Ken uses his connections to get Tessa an internship at Vance's Publishing, asking in exchange for Tessa to convince Hardin to come to his wedding with Karen. Hardin, initially pleased with the news of Tessa's internship, becomes cold when he meets with his friends and abandons Tessa. Tessa later finds Hardin with Molly on his lap. Fuming, Tessa plays Truth or Dare with the group and kisses Zed to upset Hardin. Hardin, in turn, dares Molly to kiss him. When Tessa tries to run away, Hardin chases her and declares his love in front of everyone. Tessa rejects him and leaves. Hardin sullenly takes back his declaration, so Tessa goes on a date with Zed. They attend a party, and after Tessa returns to Zed's apartment, they kiss. However, this makes Tessa realize how strong her feelings are for Hardin. She returns to Hardin, and they confess their love for each other. Hardin finally agrees to attend his father's wedding.

They return to Tessa's dorm and find a furious Carol waiting for them. Carol demands Tessa stop seeing Hardin and go back to Noah or else be cut off.

Several of Hardin's friends flirt with Tessa, leading to Hardin becoming angry. Tessa agrees to move in with him to a shared apartment, but he doesn't come home on the second night together, upsetting Tessa. Carol finds out Tessa has been living with Hardin and slaps her before cutting her off.

On their way to Ken's wedding, Tessa spots Zed with terrible bruises he seemingly got from Hardin. Tessa confronts Hardin over his suspicious behavior, revealing their living situation to the group, leading him to finally admit the truth: after the game of Truth or Dare, Hardin and Zed bet on if he could take Tessa's virginity, which Hardin proved by showing the group the bloody sheets. Hardin says that over the course of fulfilling the bet, he falls in love with Tessa, and begs for her forgiveness. She flees and runs into Zed.

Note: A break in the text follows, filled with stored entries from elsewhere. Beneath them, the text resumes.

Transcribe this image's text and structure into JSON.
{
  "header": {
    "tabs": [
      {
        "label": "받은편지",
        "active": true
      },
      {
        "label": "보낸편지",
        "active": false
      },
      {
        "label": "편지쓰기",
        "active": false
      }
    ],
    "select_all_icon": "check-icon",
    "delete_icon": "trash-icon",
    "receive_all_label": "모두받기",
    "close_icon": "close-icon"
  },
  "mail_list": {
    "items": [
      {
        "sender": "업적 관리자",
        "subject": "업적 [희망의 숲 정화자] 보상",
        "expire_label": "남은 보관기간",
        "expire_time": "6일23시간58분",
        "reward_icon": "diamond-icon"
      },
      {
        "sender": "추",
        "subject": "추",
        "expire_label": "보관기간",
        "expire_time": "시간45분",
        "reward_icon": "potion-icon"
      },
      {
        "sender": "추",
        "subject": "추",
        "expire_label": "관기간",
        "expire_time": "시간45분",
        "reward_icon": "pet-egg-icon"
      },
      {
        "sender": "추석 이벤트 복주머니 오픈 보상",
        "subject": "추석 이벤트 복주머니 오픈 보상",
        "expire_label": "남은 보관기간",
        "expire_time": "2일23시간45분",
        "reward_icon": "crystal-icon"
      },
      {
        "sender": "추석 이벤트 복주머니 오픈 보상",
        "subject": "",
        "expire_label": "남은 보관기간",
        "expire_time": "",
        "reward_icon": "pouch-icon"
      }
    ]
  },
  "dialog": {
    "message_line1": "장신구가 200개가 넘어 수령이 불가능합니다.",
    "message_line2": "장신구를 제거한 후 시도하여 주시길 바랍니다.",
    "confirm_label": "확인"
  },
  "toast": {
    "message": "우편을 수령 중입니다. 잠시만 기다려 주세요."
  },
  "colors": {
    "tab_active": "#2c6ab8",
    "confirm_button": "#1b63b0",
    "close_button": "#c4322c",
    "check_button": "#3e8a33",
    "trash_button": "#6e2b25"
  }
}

She asks for all the details of the bet and leaves with him, leaving Hardin behind.

==Characters==
- Theresa "Tessa" Young – An 18-year-old girl who starts her first year of college and falls in love with Hardin Scott.
- Hardin Scott – A rebellious, brooding British student to whom Tessa is drawn.
- Landon Gibson – Tessa's best friend and Hardin's step-brother.
- Ken Scott – who Hardin believes is his father but later finds out he is not and current chancellor at Washington State University.
- Karen Scott – Ken's new wife and Landon's mother.
- Carol Young – Tessa's mother who doesn't like Hardin Scott.
- Noah Porter – Tessa's high school boyfriend.
- Zed Evans – Hardin's friend from college who is interested in Tessa.
- Steph Jones – An edgy, red-headed girl and Tessa's roommate.
- Molly Samuels – A mean girl who has on-and-off relations with Hardin.
- Christian Vance - Hardin's father

==Reception==
The book was criticized for glamorization of an abusive relationship, poor character arcs and Todd's lack of style and prose.

Kelly Faircloth of Jezebel said it was "sloppy fan fiction." She also compared its prose to that of Fifty Shades of Grey, writing, "If you complained about the prose of 50 Shades, After is going to send you in a conniption." Sara Dobie Bauer of Sheknows complained that the story was unoriginal and the dialogue was stilted. Bauer also compared the book to the Fifty Shades series, writing, "After is being called the innocent version of Fifty Shades, which makes me grind my teeth to nubs because Fifty Shades was atrocious enough. If it weren't for the sex scenes in Fifty Shades, the book would have been nothing but the constant nagging of an insecure idiot."

==Adaptations==
===Film===

A film adaptation starring Josephine Langford as Tessa Young and Hero Fiennes Tiffin as Hardin Scott was released on April 12, 2019, by Aviron Pictures.

===Graphic novel===
In July 2021, it was announced that the novel series will be adapted into graphic novels by artist Pablo Andrés. After: The Graphic Novel was released on May 3, 2022.